Indeed, most of the houses my parents owned in my youth had those attics that had a floor, in the form of sheets of bare plywood, over maybe half and then if you wanted to go somewhere else you had to walk on the beams. That's bad enough, but my house has a bonus difficulty.
Instead of laying out flat sheets of insulation between the beams, the builder just sprayed chunks of the stuff everywhere. With the exception of maybe 10 square feet of plywood flooring, now taken up with dusty boxes of stuff, my attic is a fluffy pool of fiberglass with no beams apparent.
So I had to cover as much of my flesh as possible, donning shoes, jeans, a long-sleeved shirt and gloves to defend myself against a case of the itchies. And then I had to negotiate a line of wooden braces, placing my feet in the joint so they were squeezed uncomfortably by the wooden beams that joined at an angle that was far more narrow than my feet. I also had to duck under some ducts while moving from perch to perch.

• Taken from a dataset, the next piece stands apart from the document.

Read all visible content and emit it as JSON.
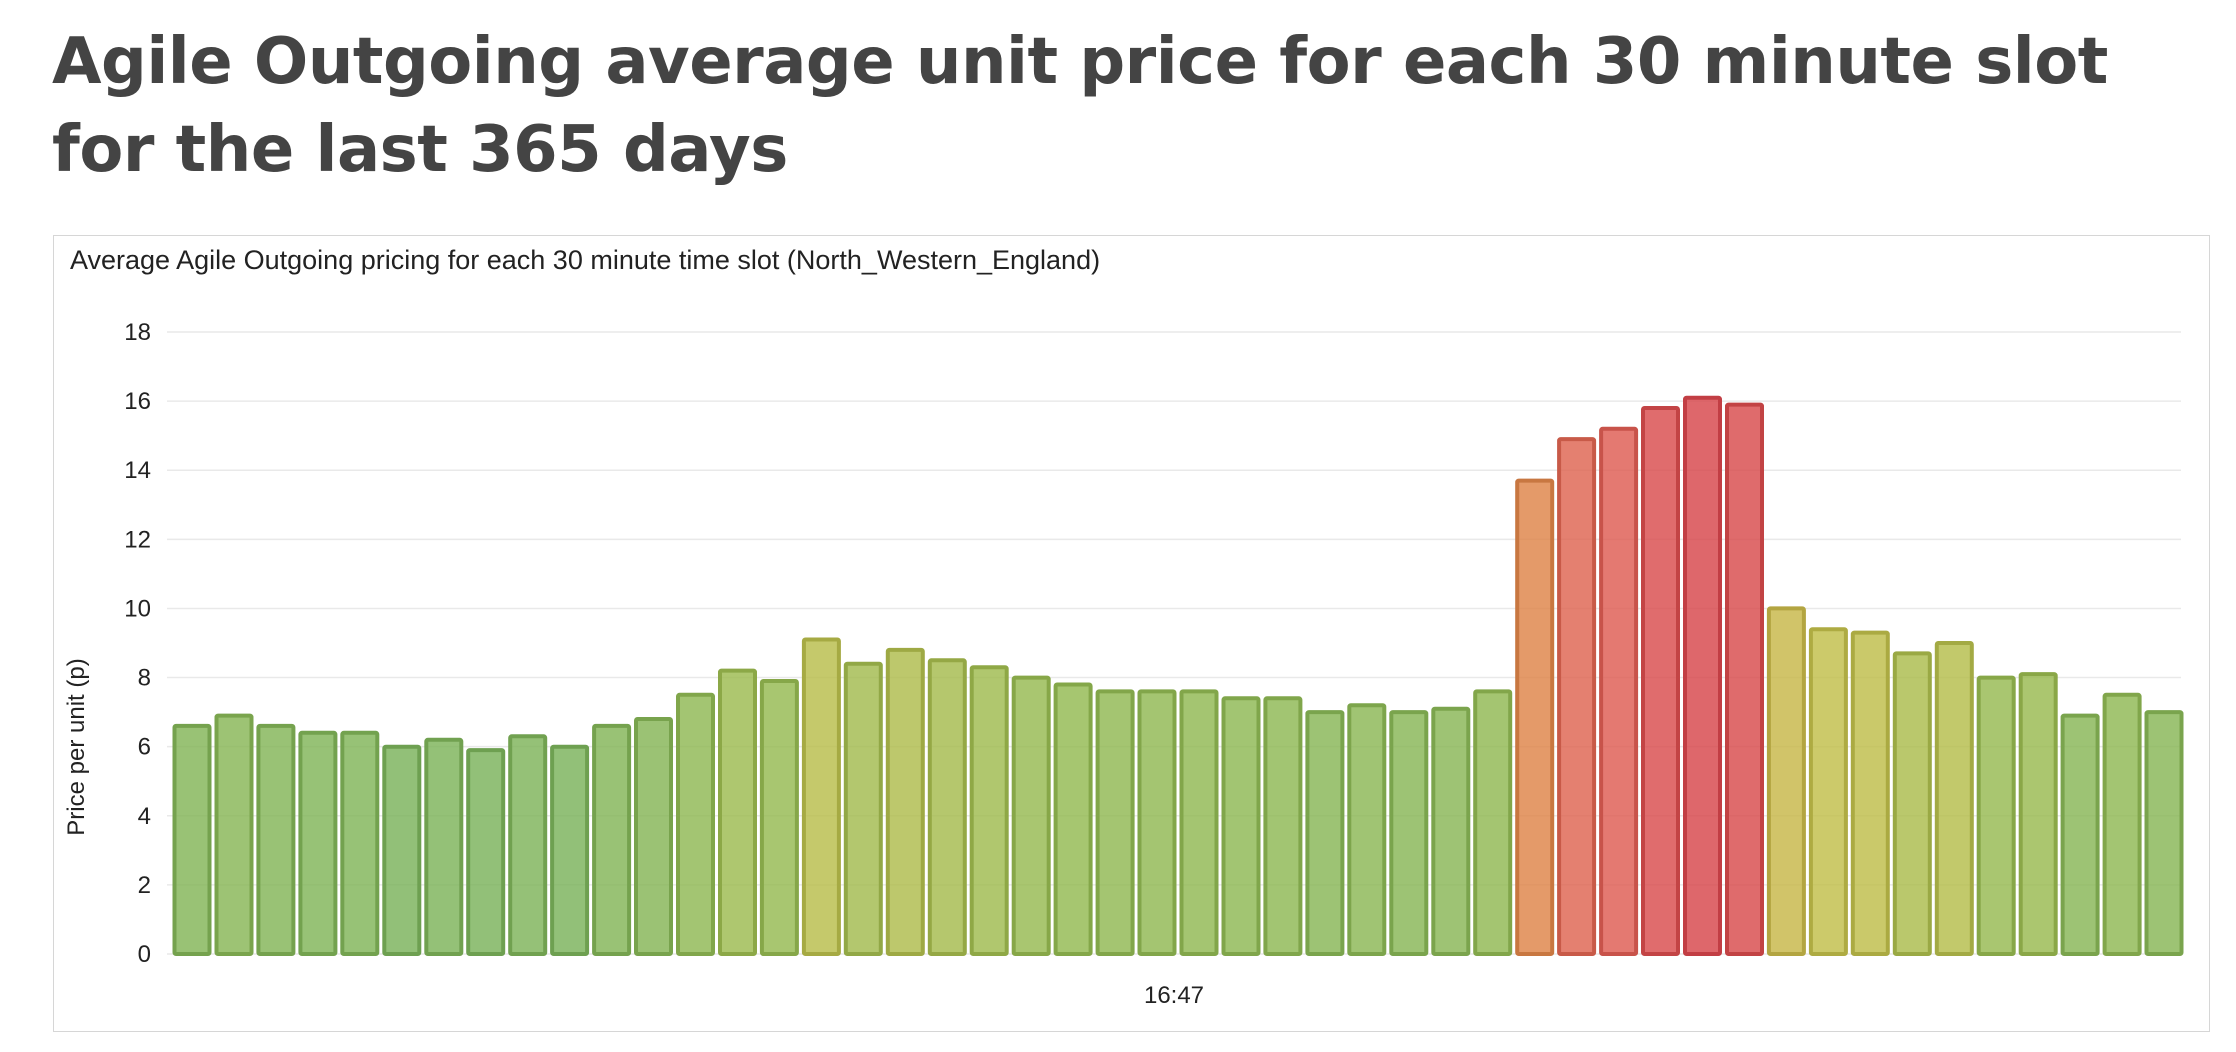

However, once I got the hang of it, and overcame my fear that the ceiling would somehow collapse under my weight, I began to enjoy the adventure of journeying into a part of my own home in which I had never been. And I've lived there for three years.

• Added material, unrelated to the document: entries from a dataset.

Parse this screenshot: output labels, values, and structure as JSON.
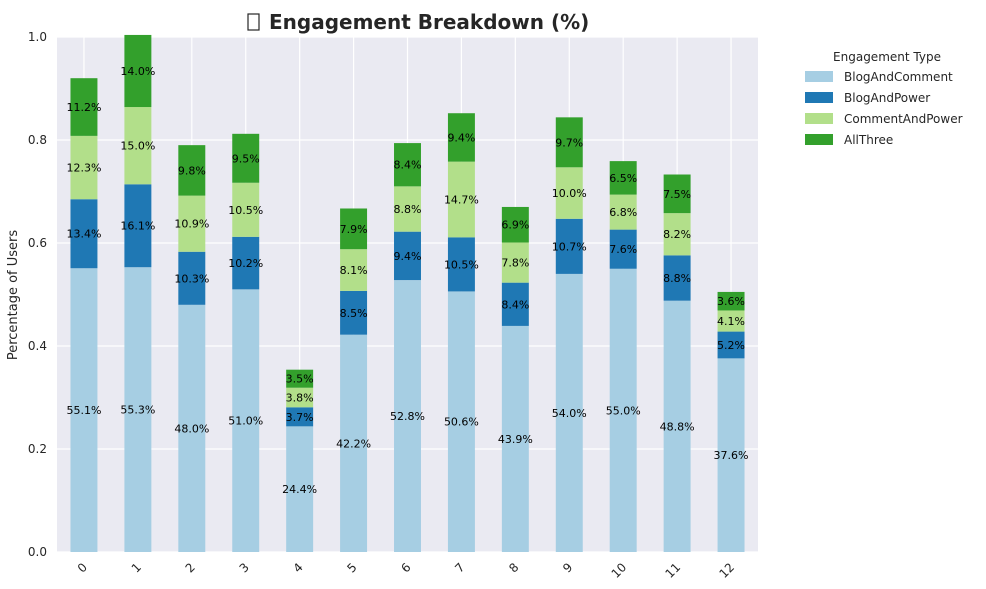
{
  "chart_data": {
    "type": "bar",
    "stacked": true,
    "title": "Engagement Breakdown (%)",
    "title_icon": "chart-icon-missing-glyph",
    "xlabel": "",
    "ylabel": "Percentage of Users",
    "ylim": [
      0,
      1.0
    ],
    "yticks": [
      "0.0",
      "0.2",
      "0.4",
      "0.6",
      "0.8",
      "1.0"
    ],
    "ytick_values": [
      0,
      0.2,
      0.4,
      0.6,
      0.8,
      1.0
    ],
    "grid": true,
    "categories": [
      "0",
      "1",
      "2",
      "3",
      "4",
      "5",
      "6",
      "7",
      "8",
      "9",
      "10",
      "11",
      "12"
    ],
    "legend": {
      "title": "Engagement Type",
      "placement": "outside-right"
    },
    "series": [
      {
        "name": "BlogAndComment",
        "color": "#a6cee3",
        "values": [
          0.551,
          0.553,
          0.48,
          0.51,
          0.244,
          0.422,
          0.528,
          0.506,
          0.439,
          0.54,
          0.55,
          0.488,
          0.376
        ],
        "labels": [
          "55.1%",
          "55.3%",
          "48.0%",
          "51.0%",
          "24.4%",
          "42.2%",
          "52.8%",
          "50.6%",
          "43.9%",
          "54.0%",
          "55.0%",
          "48.8%",
          "37.6%"
        ]
      },
      {
        "name": "BlogAndPower",
        "color": "#1f78b4",
        "values": [
          0.134,
          0.161,
          0.103,
          0.102,
          0.037,
          0.085,
          0.094,
          0.105,
          0.084,
          0.107,
          0.076,
          0.088,
          0.052
        ],
        "labels": [
          "13.4%",
          "16.1%",
          "10.3%",
          "10.2%",
          "3.7%",
          "8.5%",
          "9.4%",
          "10.5%",
          "8.4%",
          "10.7%",
          "7.6%",
          "8.8%",
          "5.2%"
        ]
      },
      {
        "name": "CommentAndPower",
        "color": "#b2df8a",
        "values": [
          0.123,
          0.15,
          0.109,
          0.105,
          0.038,
          0.081,
          0.088,
          0.147,
          0.078,
          0.1,
          0.068,
          0.082,
          0.041
        ],
        "labels": [
          "12.3%",
          "15.0%",
          "10.9%",
          "10.5%",
          "3.8%",
          "8.1%",
          "8.8%",
          "14.7%",
          "7.8%",
          "10.0%",
          "6.8%",
          "8.2%",
          "4.1%"
        ]
      },
      {
        "name": "AllThree",
        "color": "#33a02c",
        "values": [
          0.112,
          0.14,
          0.098,
          0.095,
          0.035,
          0.079,
          0.084,
          0.094,
          0.069,
          0.097,
          0.065,
          0.075,
          0.036
        ],
        "labels": [
          "11.2%",
          "14.0%",
          "9.8%",
          "9.5%",
          "3.5%",
          "7.9%",
          "8.4%",
          "9.4%",
          "6.9%",
          "9.7%",
          "6.5%",
          "7.5%",
          "3.6%"
        ]
      }
    ]
  }
}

The source of the spot was not a leak, which is good because that could have meant serious trouble and a horrific depletion of funds. It appears that the rain is coming in from an air-vent pipe and leaking through a joint in that pipe.
Of course, to really fix that problem I'll have to go up on the roof, a dizzying experience that can make the 7-foot drop from my eaves seem like looking down from the edge of a skyscraper. But I'll do it, of course, because God forbid I should spend money on a handyman while I'm able-bodied and young enough to recover quickly from broken bones.
This is home ownership. Sometimes I yearn for the simple days, the salad days, the ”Tell the landlord to fix that“ days.
Gone forever, those, or at least for the foreseeable future.
If I want the spot out, then I da ... darn well better do it myself.